Monday November 23, 2015 11:46
- Palladium was the best performing precious metal this week, up 4.45 percent. Trade data shows that China’s palladium imports surged 33 percent sequentially in September as the metal’s price plunged 30 percent from a year ago. In addition, there is an obvious strong correlation between a low gold price and the number of Chinese consumers searching online for “gold jewelry,” as seen in the chart below. According to the World Gold Council, this relationship ultimately paints a picture of a Chinese consumer who is acutely aware of changes in the gold price.
- Canadian mining company Lucara Diamond Corp. recovered a massive, 1,111-carat diamond this week from its Karowe mine in Botswana. The diamond is thought to be the second-largest, gem-quality stone ever found, after the infamous Cullinan diamond recovered in 1905 in South Africa. The diamond is sure to sell for a massive price at auction, which will be positive for Lucara.
- Gluskin Sheff reports that wage inflation is back, after the recent U.S. payroll report indicates that the wage inflation rate is 2.5 percent year-over-year. Historically inflation is good for gold, as gold is typically seen as a hedge against inflation.
- Platinum did not follow palladium prices higher this week but instead was the worst performing precious metal, down 0.99 percent. HSBC suggested physical demand may have been stronger for palladium. Not far behind were gold and silver, down 0.56 percent and 0.51 percent, respectively.
- In a corporate update from Atico Mining, the company announced that Colombian subsidiary Minera El Roble has received notice of a claim from the mining authority in Colombia. The claim requests payment of royalties related to past copper production and is based on the current mining law. The current mining law in Colombia explicitly states that it does not affect contracts executed prior to this law entering into force. Atico Mining has taken the position that the authority’s claim is not legitimate.
- Silver has been on a 15-day losing run this week, according to Bloomberg. Following the Federal Reserve minutes on Thursday, however, the precious metal added 0.2 percent to $14.21 an ounce. Perhaps this will snap the metal out of its longest losing streak on record, based on data starting in 1950.

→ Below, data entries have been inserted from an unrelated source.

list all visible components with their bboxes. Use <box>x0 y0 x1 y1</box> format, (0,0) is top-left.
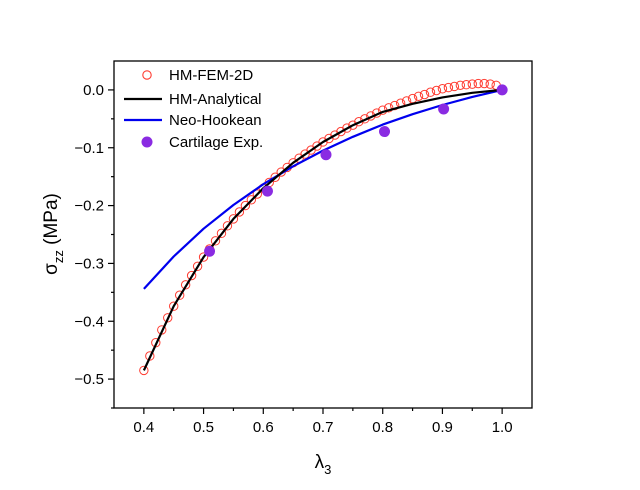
x-tick-label: 0.4 <box>133 419 154 436</box>
data-point-hm-fem-2d <box>413 91 424 101</box>
legend-filled-circle-marker <box>141 136 153 148</box>
legend-item-cartilage-exp: Cartilage Exp. <box>141 134 263 151</box>
data-point-hm-fem-2d <box>473 78 483 89</box>
data-point-hm-fem-2d <box>246 195 257 205</box>
legend-item-hm-fem-2d: HM-FEM-2D <box>142 67 253 84</box>
legend-label-neo-hookean: Neo-Hookean <box>169 112 262 129</box>
legend-label-cartilage-exp: Cartilage Exp. <box>169 134 263 151</box>
data-point-hm-fem-2d <box>437 84 448 94</box>
data-point-hm-fem-2d <box>270 172 280 182</box>
data-point-hm-fem-2d <box>419 89 430 100</box>
legend-label-hm-analytical: HM-Analytical <box>169 91 262 108</box>
data-point-hm-fem-2d <box>234 207 245 217</box>
y-axis-title: σzz (MPa) <box>41 193 66 275</box>
data-point-cartilage-exp <box>496 84 508 96</box>
legend-item-hm-analytical: HM-Analytical <box>124 91 262 108</box>
series-layer <box>139 78 508 376</box>
x-tick-label: 1.0 <box>492 419 513 436</box>
data-point-hm-fem-2d <box>210 236 221 246</box>
x-axis-title: λ3 <box>315 452 332 477</box>
data-point-hm-fem-2d <box>425 87 436 97</box>
data-point-hm-fem-2d <box>222 221 233 231</box>
data-point-hm-fem-2d <box>342 123 352 133</box>
data-point-cartilage-exp <box>204 245 216 257</box>
y-tick-label: −0.5 <box>74 371 104 388</box>
data-point-cartilage-exp <box>438 103 450 115</box>
data-point-hm-fem-2d <box>139 365 149 376</box>
legend: HM-FEM-2D HM-Analytical Neo-Hookean Cart… <box>124 67 263 151</box>
legend-open-circle-marker <box>142 70 152 80</box>
y-tick-label: −0.1 <box>74 140 104 157</box>
data-point-hm-fem-2d <box>169 301 179 311</box>
data-point-cartilage-exp <box>379 126 391 138</box>
data-point-hm-fem-2d <box>174 290 185 300</box>
data-point-hm-fem-2d <box>180 280 191 290</box>
data-point-hm-fem-2d <box>467 79 477 89</box>
data-point-hm-fem-2d <box>443 82 454 93</box>
series-line-hm-analytical <box>142 88 503 371</box>
data-point-hm-fem-2d <box>240 200 251 211</box>
data-point-hm-fem-2d <box>431 85 442 96</box>
data-point-hm-fem-2d <box>198 252 209 262</box>
y-tick-label: −0.3 <box>74 255 104 272</box>
data-point-hm-fem-2d <box>455 80 466 90</box>
x-tick-label: 0.8 <box>372 419 393 436</box>
x-tick-label: 0.9 <box>432 419 453 436</box>
data-point-hm-fem-2d <box>228 214 239 224</box>
legend-item-neo-hookean: Neo-Hookean <box>124 112 262 129</box>
data-point-cartilage-exp <box>261 185 273 197</box>
axes-layer: 0.4 0.5 0.6 0.7 0.8 0.9 1.0 0.0 −0.1 −0.2 −0.3 −0.4… <box>74 82 512 436</box>
data-point-hm-fem-2d <box>479 78 489 89</box>
data-point-hm-fem-2d <box>449 81 460 92</box>
x-tick-label: 0.6 <box>253 419 274 436</box>
data-point-hm-fem-2d <box>485 79 495 89</box>
data-point-hm-fem-2d <box>216 228 227 239</box>
data-point-hm-fem-2d <box>461 80 472 90</box>
data-point-hm-fem-2d <box>186 270 197 281</box>
legend-label-hm-fem-2d: HM-FEM-2D <box>169 67 253 84</box>
data-point-hm-fem-2d <box>383 103 394 113</box>
data-point-hm-fem-2d <box>252 189 263 199</box>
data-point-hm-fem-2d <box>192 261 203 272</box>
y-tick-label: 0.0 <box>83 82 104 99</box>
y-tick-label: −0.2 <box>74 198 104 215</box>
x-tick-label: 0.7 <box>313 419 334 436</box>
data-point-hm-fem-2d <box>163 313 173 323</box>
x-tick-label: 0.5 <box>193 419 214 436</box>
y-tick-label: −0.4 <box>74 313 104 330</box>
data-point-cartilage-exp <box>320 149 332 161</box>
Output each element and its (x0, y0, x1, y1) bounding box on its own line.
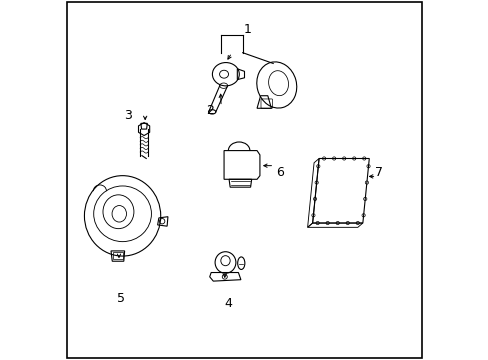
Text: 4: 4 (224, 297, 232, 310)
Text: 3: 3 (124, 109, 132, 122)
Text: 6: 6 (276, 166, 284, 179)
Text: 1: 1 (243, 23, 251, 36)
Text: 5: 5 (117, 292, 124, 305)
Text: 7: 7 (374, 166, 382, 179)
Text: 2: 2 (206, 104, 214, 117)
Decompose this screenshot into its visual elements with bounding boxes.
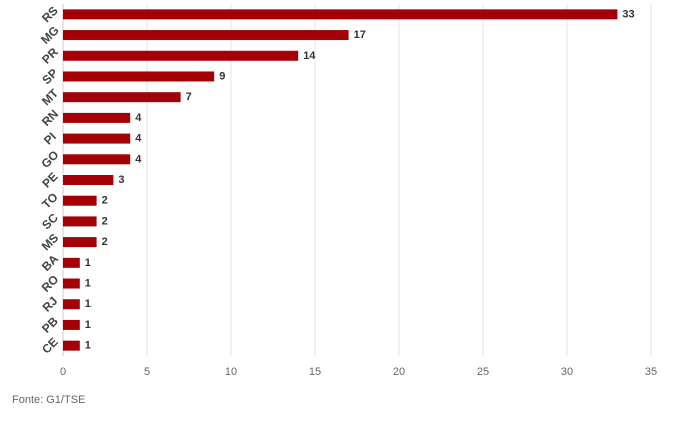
category-label: RJ xyxy=(40,294,61,315)
value-label: 17 xyxy=(354,29,366,41)
x-tick-label: 5 xyxy=(144,366,150,378)
bar xyxy=(63,278,80,289)
value-label: 4 xyxy=(135,112,142,124)
category-label: PR xyxy=(39,45,61,67)
bar xyxy=(63,299,80,310)
x-tick-label: 25 xyxy=(477,366,489,378)
category-label: RS xyxy=(39,4,61,26)
bar xyxy=(63,92,181,103)
category-label: MS xyxy=(39,231,62,254)
value-label: 9 xyxy=(219,70,225,82)
bar xyxy=(63,319,80,330)
category-label: CE xyxy=(39,335,61,357)
x-tick-label: 20 xyxy=(393,366,405,378)
value-label: 2 xyxy=(102,236,108,248)
gridlines xyxy=(62,4,652,356)
bar xyxy=(63,9,618,20)
value-label: 1 xyxy=(85,319,91,331)
source-note: Fonte: G1/TSE xyxy=(12,394,86,406)
category-label: MG xyxy=(38,23,62,47)
category-label: SC xyxy=(39,210,61,232)
category-label: PB xyxy=(39,314,61,336)
bar xyxy=(63,237,97,248)
value-label: 1 xyxy=(85,298,91,310)
value-label: 7 xyxy=(186,91,192,103)
bar xyxy=(63,112,131,123)
value-label: 1 xyxy=(85,340,91,352)
bar xyxy=(63,133,131,144)
bar xyxy=(63,340,80,351)
value-label: 1 xyxy=(85,257,91,269)
value-label: 2 xyxy=(102,215,108,227)
bar xyxy=(63,216,97,227)
category-label: GO xyxy=(38,148,61,171)
category-label: PI xyxy=(41,130,59,148)
x-tick-label: 0 xyxy=(60,366,66,378)
x-tick-label: 30 xyxy=(561,366,573,378)
bar xyxy=(63,195,97,206)
bar xyxy=(63,154,131,165)
x-tick-label: 35 xyxy=(645,366,657,378)
category-label: BA xyxy=(39,252,61,274)
value-label: 14 xyxy=(303,50,316,62)
value-label: 1 xyxy=(85,278,91,290)
bars xyxy=(63,9,618,351)
value-label: 33 xyxy=(622,8,634,20)
value-label: 3 xyxy=(118,174,124,186)
bar xyxy=(63,30,349,41)
bar xyxy=(63,257,80,268)
bar xyxy=(63,71,215,82)
category-label: SP xyxy=(39,66,60,87)
x-tick-label: 10 xyxy=(225,366,237,378)
value-label: 2 xyxy=(102,195,108,207)
value-label: 4 xyxy=(135,133,142,145)
x-axis-ticks: 0 5 10 15 20 25 30 35 xyxy=(60,366,657,378)
bar xyxy=(63,175,114,185)
x-tick-label: 15 xyxy=(309,366,321,378)
category-label: RN xyxy=(39,107,61,129)
category-label: TO xyxy=(39,190,61,212)
category-label: RO xyxy=(39,272,62,295)
value-label: 4 xyxy=(135,153,142,165)
bar xyxy=(63,50,299,61)
category-label: PE xyxy=(39,169,60,190)
category-label: MT xyxy=(39,86,62,109)
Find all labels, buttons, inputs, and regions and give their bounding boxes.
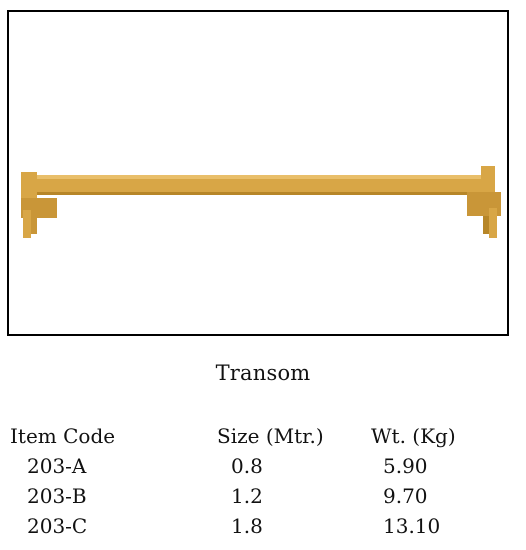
header-size: Size (Mtr.) (217, 424, 324, 448)
cell-item-code: 203-B (27, 484, 87, 508)
cell-weight: 9.70 (383, 484, 428, 508)
right-end-cap (481, 166, 495, 198)
cell-weight: 13.10 (383, 514, 441, 538)
left-hook-inner (31, 218, 37, 234)
product-caption: Transom (215, 361, 311, 385)
spec-table: Item Code Size (Mtr.) Wt. (Kg) 203-A 0.8… (10, 421, 513, 541)
cell-size: 1.8 (231, 514, 263, 538)
table-row: 203-B 1.2 9.70 (10, 481, 513, 511)
right-hook (489, 208, 497, 238)
beam-shadow (33, 192, 483, 195)
cell-item-code: 203-C (27, 514, 88, 538)
table-row: 203-C 1.8 13.10 (10, 511, 513, 541)
table-header-row: Item Code Size (Mtr.) Wt. (Kg) (10, 421, 513, 451)
cell-size: 0.8 (231, 454, 263, 478)
beam-highlight (33, 175, 483, 179)
left-end-cap (21, 172, 37, 198)
table-row: 203-A 0.8 5.90 (10, 451, 513, 481)
right-hook-inner (483, 216, 489, 234)
transom-beam-image (21, 166, 501, 238)
header-item-code: Item Code (10, 424, 116, 448)
header-weight: Wt. (Kg) (371, 424, 456, 448)
cell-size: 1.2 (231, 484, 263, 508)
cell-item-code: 203-A (27, 454, 87, 478)
left-hook (23, 210, 31, 238)
cell-weight: 5.90 (383, 454, 428, 478)
product-photo-frame (7, 10, 509, 336)
transom-beam (33, 175, 483, 195)
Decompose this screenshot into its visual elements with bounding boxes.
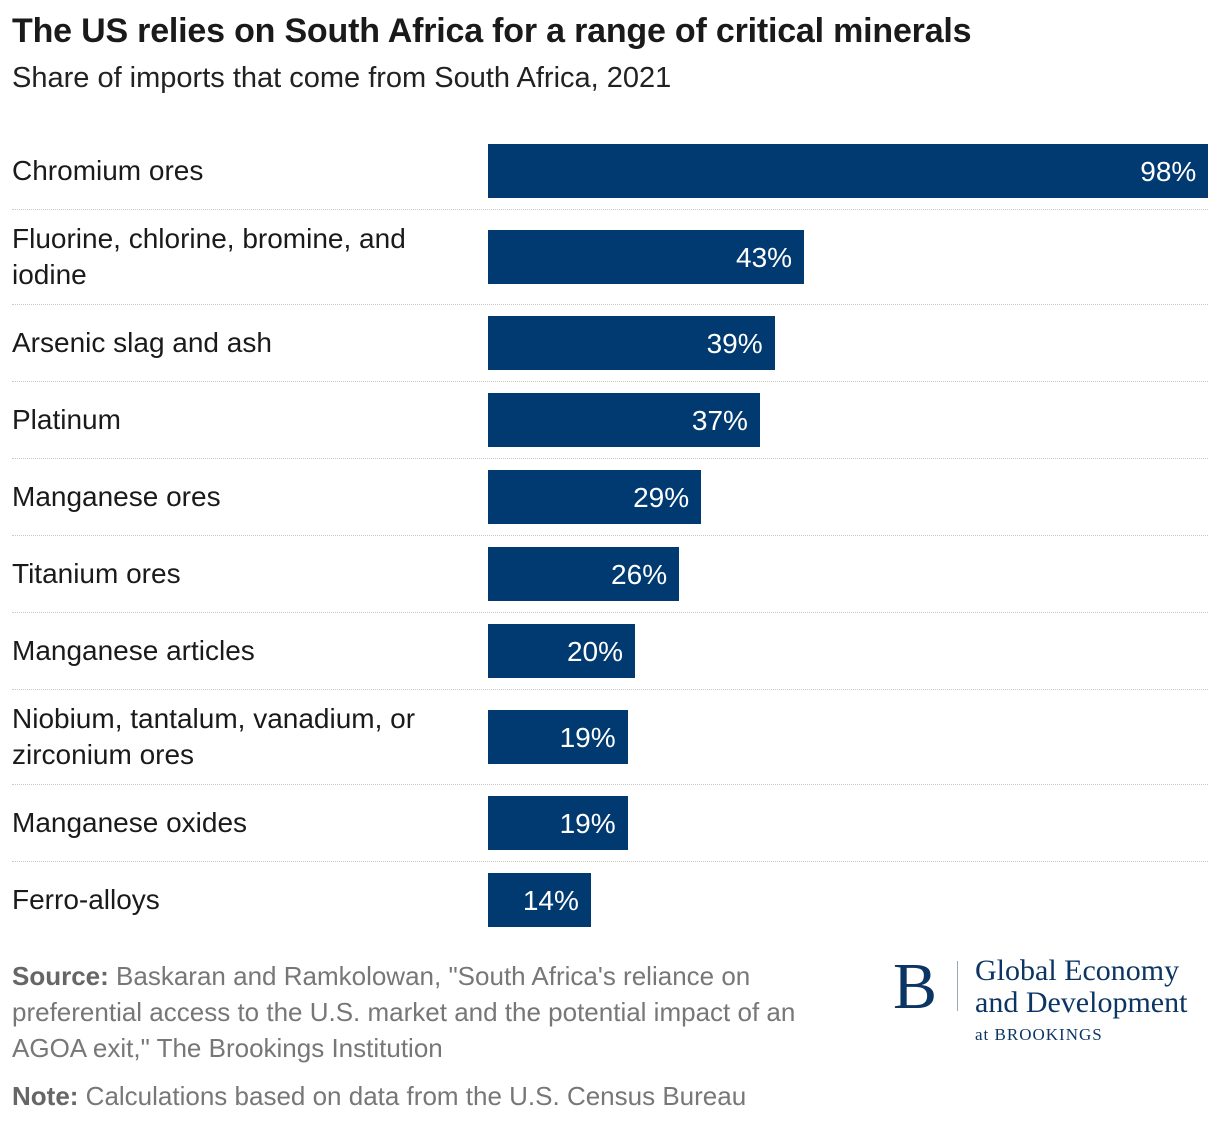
bar-track: 19% [488, 796, 1208, 850]
logo-line1: Global Economy [975, 954, 1180, 987]
bar: 19% [488, 796, 628, 850]
bar: 19% [488, 710, 628, 764]
value-label: 43% [736, 242, 793, 273]
bar: 29% [488, 470, 702, 524]
logo-line2: and Development [975, 986, 1188, 1019]
logo-text: Global Economy and Development [975, 955, 1187, 1019]
logo-divider [957, 961, 958, 1011]
logo-letter: B [893, 950, 938, 1023]
bar-row: Manganese articles 20% [12, 613, 1208, 690]
bar: 43% [488, 230, 805, 284]
source-label: Source: [12, 961, 109, 991]
source-text: Baskaran and Ramkolowan, "South Africa's… [12, 961, 796, 1063]
category-label: Manganese articles [12, 635, 255, 666]
category-label: Manganese ores [12, 481, 221, 512]
category-label: Ferro-alloys [12, 884, 160, 915]
bar-track: 98% [488, 144, 1209, 198]
category-label: Titanium ores [12, 558, 181, 589]
chart-subtitle: Share of imports that come from South Af… [12, 62, 672, 94]
chart-title: The US relies on South Africa for a rang… [12, 12, 972, 50]
value-label: 98% [1140, 156, 1197, 187]
bar: 26% [488, 547, 680, 601]
value-label: 19% [559, 722, 616, 753]
bar-row: Titanium ores 26% [12, 536, 1208, 613]
value-label: 39% [706, 328, 763, 359]
note-text: Calculations based on data from the U.S.… [85, 1081, 747, 1111]
value-label: 37% [691, 405, 748, 436]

- Banks that handle commodities could be required by the Fed to increase their capital cushions as a hedge against accidents, reports the Financial Times. “Accidents” would include things like tanker spills or gas pipeline explosions. Fed Governor Daniel Tarullo stated last November that the U.S. central bank was considering such rules in order to increase capital and insurance requirements, limit the size of operations, or prohibit firms from holding certain commodities. Hopefully with banks being required to hold more capital they will be less likely to engage in what has been argued as price manipulation in the metals market.
- Now might be the time to buy gold, according to Ken Goldberg of TheStreet. Gold, along with silver, copper, platinum and palladium are in what appears to be the final stages of corrective declines, meaning they may be due for technical relief. The chart below from Scotiabank highlights that after a set of third-quarter reports showing the significant cost improvements at the operational level, the market may want to take this improvement in the fundamentals to rotate from gold to gold stocks (or into the sector as a whole). Investors could benefit from this extremely oversold position in the stocks relative to the commodity.
- South African miner Gold Fields climbed the most in 16 years as improvements to its South Deep mine lowered costs, according to Bloomberg. In a statement on Thursday the company said that cash outflows at South Deep, which were affected by delays, fell 26 percent to $20 million in the third quarter. The mine’s production climbed 42 percent.
- During the course of 2015 gold has lost around 9 percent, dropping to a five-year low and losing some of its appeal as the Fed prepares to hike interest rates for the first time since 2006. Last month Goldman Sachs reiterated that a rate hike in December would likely hurt bullion, and forecasted the precious metal at $1,050 in six months and $1,000 in a year. However, the Fed has argued that it has gone to extraordinary steps to prepare the market for a rate hike over the last several years and gold prices have likely already factored in such a hike.
- According to the World Gold Council’s latest report, a growing middle class in China will spur growth in demand for gold over the next five years. Despite the encouraging forecasts, Jack Klein, executive chairman of Evolution Mining, says not to bet on the Asian middle class to boost gold prices. Klein argues that, “Yes there’ll be increased physical demand, but the gold market is so dominated by financial issues, inflation and the U.S. dollar, that it’s not going to make a huge difference.”
- BMI Research believes that bullion could fall below the $1,000 level during the first half of 2016 once the Fed raises rates and the dollar gains. John Davies, global head of commodities research, says that expectations for gradual tightening will cushion the fall however, with prices returning to about $1,000 and above.